As mobilizações do 15M demonstraram que já existe disposição de luta para enfrentar as medidas mais reacionárias do governo com mobilizações de massas nas ruas. Para potencializar essa perspectiva, é necessário organizar assembleias de base que construam uma grande paralisação nacional, que coloque milhões de estudantes e trabalhadores nas ruas unindo a luta contra os cortes à educação com a luta contra a reforma da previdência.

Não obstante, as burocracias políticas, sindicais e acadêmicas do PT (mas também vinculadas ao PCdoB e ao PDT) se esforçam por manter o controle burocrático das manifestações e impedir uma unidade real nas ruas da luta dos trabalhadores e estudantes.

A partir do Esquerda Diário e da militância do MRT, no movimento estudantil e em distintos sindicatos, nós batalhamos para desenvolver a auto-organização de estudantes e trabalhadores unidos para superar os obstáculos impostos pelas burocracias políticas e sindicais da CUT, da CTB, além da UNE.

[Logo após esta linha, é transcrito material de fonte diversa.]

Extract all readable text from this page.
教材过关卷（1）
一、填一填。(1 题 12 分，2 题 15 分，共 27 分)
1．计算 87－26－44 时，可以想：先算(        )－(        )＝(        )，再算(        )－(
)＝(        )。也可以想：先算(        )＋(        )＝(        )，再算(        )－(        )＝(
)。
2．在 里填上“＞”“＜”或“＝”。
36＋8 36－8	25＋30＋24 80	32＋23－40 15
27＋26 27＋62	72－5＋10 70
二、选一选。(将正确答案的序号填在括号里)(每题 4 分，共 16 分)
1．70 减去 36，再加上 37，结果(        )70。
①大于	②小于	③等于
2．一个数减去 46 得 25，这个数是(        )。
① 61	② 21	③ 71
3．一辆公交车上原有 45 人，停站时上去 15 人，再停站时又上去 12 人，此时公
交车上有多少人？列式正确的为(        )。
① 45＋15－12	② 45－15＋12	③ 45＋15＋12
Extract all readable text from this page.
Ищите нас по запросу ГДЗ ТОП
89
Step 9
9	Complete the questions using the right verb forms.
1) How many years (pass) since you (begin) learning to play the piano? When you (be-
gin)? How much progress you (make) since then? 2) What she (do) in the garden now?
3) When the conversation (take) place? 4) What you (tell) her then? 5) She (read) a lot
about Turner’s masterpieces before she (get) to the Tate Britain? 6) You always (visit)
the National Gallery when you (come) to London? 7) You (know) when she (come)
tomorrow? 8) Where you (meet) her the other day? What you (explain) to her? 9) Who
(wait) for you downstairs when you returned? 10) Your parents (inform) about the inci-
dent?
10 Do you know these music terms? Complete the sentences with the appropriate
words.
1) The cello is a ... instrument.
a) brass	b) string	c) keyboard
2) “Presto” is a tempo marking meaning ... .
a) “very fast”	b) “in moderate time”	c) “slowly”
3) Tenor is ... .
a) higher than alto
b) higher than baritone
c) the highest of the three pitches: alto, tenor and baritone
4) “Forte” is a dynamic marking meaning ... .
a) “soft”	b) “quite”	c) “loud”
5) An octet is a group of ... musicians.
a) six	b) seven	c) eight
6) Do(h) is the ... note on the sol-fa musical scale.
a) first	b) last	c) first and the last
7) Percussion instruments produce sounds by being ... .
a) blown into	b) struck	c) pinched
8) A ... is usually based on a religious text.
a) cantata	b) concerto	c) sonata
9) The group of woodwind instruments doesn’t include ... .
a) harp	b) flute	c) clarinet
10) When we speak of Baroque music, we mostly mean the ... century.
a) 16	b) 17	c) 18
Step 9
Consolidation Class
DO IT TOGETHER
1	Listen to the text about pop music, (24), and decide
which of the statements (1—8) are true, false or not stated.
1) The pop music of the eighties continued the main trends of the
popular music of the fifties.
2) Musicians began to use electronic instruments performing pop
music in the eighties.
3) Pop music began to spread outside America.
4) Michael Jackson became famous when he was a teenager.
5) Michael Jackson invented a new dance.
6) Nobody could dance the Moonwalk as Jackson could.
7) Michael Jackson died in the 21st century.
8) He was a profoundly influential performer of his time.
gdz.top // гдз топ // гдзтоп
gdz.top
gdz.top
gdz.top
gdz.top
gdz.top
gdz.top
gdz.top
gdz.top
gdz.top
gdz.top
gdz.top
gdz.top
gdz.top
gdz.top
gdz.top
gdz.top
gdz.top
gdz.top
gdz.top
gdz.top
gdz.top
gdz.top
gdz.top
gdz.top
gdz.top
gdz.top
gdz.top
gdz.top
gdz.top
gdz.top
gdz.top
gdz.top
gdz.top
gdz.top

É mais que urgente unificar estudantes e trabalhadores para batalharem em comum contra os cortes na educação e contra a reforma da previdência. Para bloquear o caminho das novas negociatas que se farão sobre os ajustes neoliberais contra as massas, no interior da disputa entre o "bonapartismo imperial" de Bolsonaro e o "bonapartismo institucional", não podemos deixar que as direções burocráticas das entidades sindicais e estudantis negociem nosso futuro. Precisamos exigir da UNE e das centrais sindicais um sério plano de organização para que o dia 30/5 e a paralisação nacional de 14/6 - que não foram unificados por essas direções burocráticas - sejam demonstrações contundentes de força contra a reforma da previdência, defendida pela direita e os militares nesse 26/5, e os cortes na educação.